Lancée mi-novembre par l'ensemble des syndicats agricoles, la mobilisation des agriculteurs peine cet automne à atteindre les niveaux du début d'année. Le découragement, toutefois, continue de couver. Le tout dernier « Baromètre de conjoncture agricole », réalisé par l'Ifop pour le syndicat agricole majoritaire, la FNSEA, que La Tribune Dimanche a consulté, l'atteste clairement.
40 % des agriculteurs y indiquent que la situation économique de leur exploitation est mauvaise : un niveau jamais atteint depuis 2017. Comme en 2016-2017, ce sont surtout les dernières mauvaises récoltes qui plombent leur moral : la moitié des exploitants agricoles font état de difficultés importantes au cours des trois derniers mois, une proportion qui n'avait pas été atteinte depuis huit ans.
Un contexte politique anxiogène
Le pessimisme gagne les esprits : 37 % des agriculteurs pressentent une détérioration de la situation économique de leur exploitation au cours des deux à trois prochaines années, un quart l'anticipent même dès les trois prochains mois. La part d'agriculteurs envisageant de quitter leur activité dans l'année reste au plus haut (19 %), et le nombre de ceux qui veulent le faire à cause de difficultés financières atteint 41 %. Ils sont désormais plus nombreux que ceux motivés par un départ à la retraite (33 %).

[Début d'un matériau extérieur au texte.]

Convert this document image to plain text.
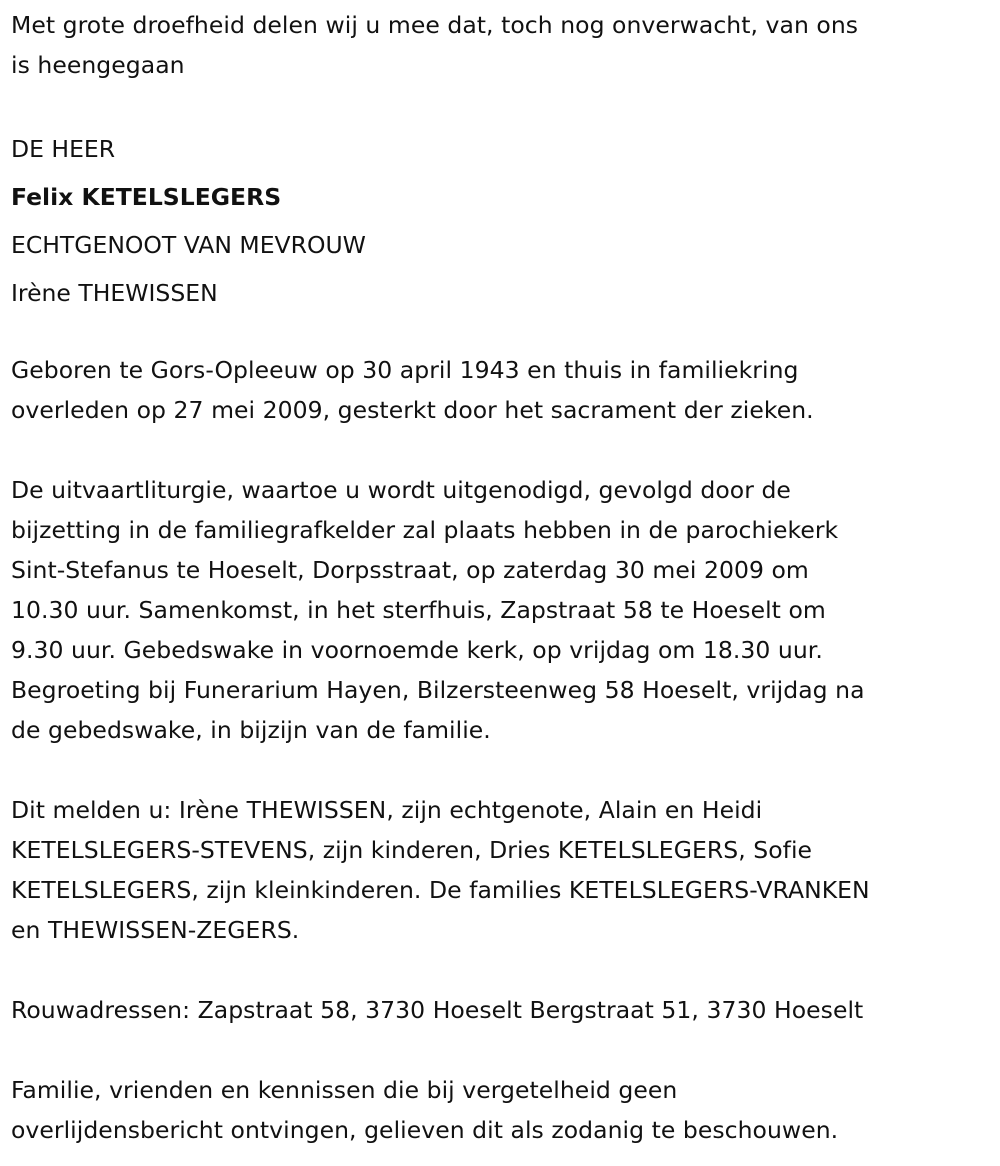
Met grote droefheid delen wij u mee dat, toch nog onverwacht, van ons
is heengegaan
DE HEER
Felix KETELSLEGERS
ECHTGENOOT VAN MEVROUW
Irène THEWISSEN
Geboren te Gors-Opleeuw op 30 april 1943 en thuis in familiekring
overleden op 27 mei 2009, gesterkt door het sacrament der zieken.
De uitvaartliturgie, waartoe u wordt uitgenodigd, gevolgd door de
bijzetting in de familiegrafkelder zal plaats hebben in de parochiekerk
Sint-Stefanus te Hoeselt, Dorpsstraat, op zaterdag 30 mei 2009 om
10.30 uur. Samenkomst, in het sterfhuis, Zapstraat 58 te Hoeselt om
9.30 uur. Gebedswake in voornoemde kerk, op vrijdag om 18.30 uur.
Begroeting bij Funerarium Hayen, Bilzersteenweg 58 Hoeselt, vrijdag na
de gebedswake, in bijzijn van de familie.
Dit melden u: Irène THEWISSEN, zijn echtgenote, Alain en Heidi
KETELSLEGERS-STEVENS, zijn kinderen, Dries KETELSLEGERS, Sofie
KETELSLEGERS, zijn kleinkinderen. De families KETELSLEGERS-VRANKEN
en THEWISSEN-ZEGERS.
Rouwadressen: Zapstraat 58, 3730 Hoeselt Bergstraat 51, 3730 Hoeselt
Familie, vrienden en kennissen die bij vergetelheid geen
overlijdensbericht ontvingen, gelieven dit als zodanig te beschouwen.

Par rapport à 2016-2017, un nouvel ingrédient vient alimenter l'amertume agricole : « le contexte politique extrêmement anxiogène qui, avec le changement climatique, est source d'incertitudes sur l'avenir », résume le président de la FNSEA, Arnaud Rousseau. Le baromètre révèle en effet de grosses inquiétudes sur la situation économique et politique de la France alors que le sondage a été réalisé entre le 23 octobre et le 8 novembre, donc bien avant la chute du gouvernement Barnier et la conclusion par l'Union européenne d'un accord de libre-échange avec le Mercosur.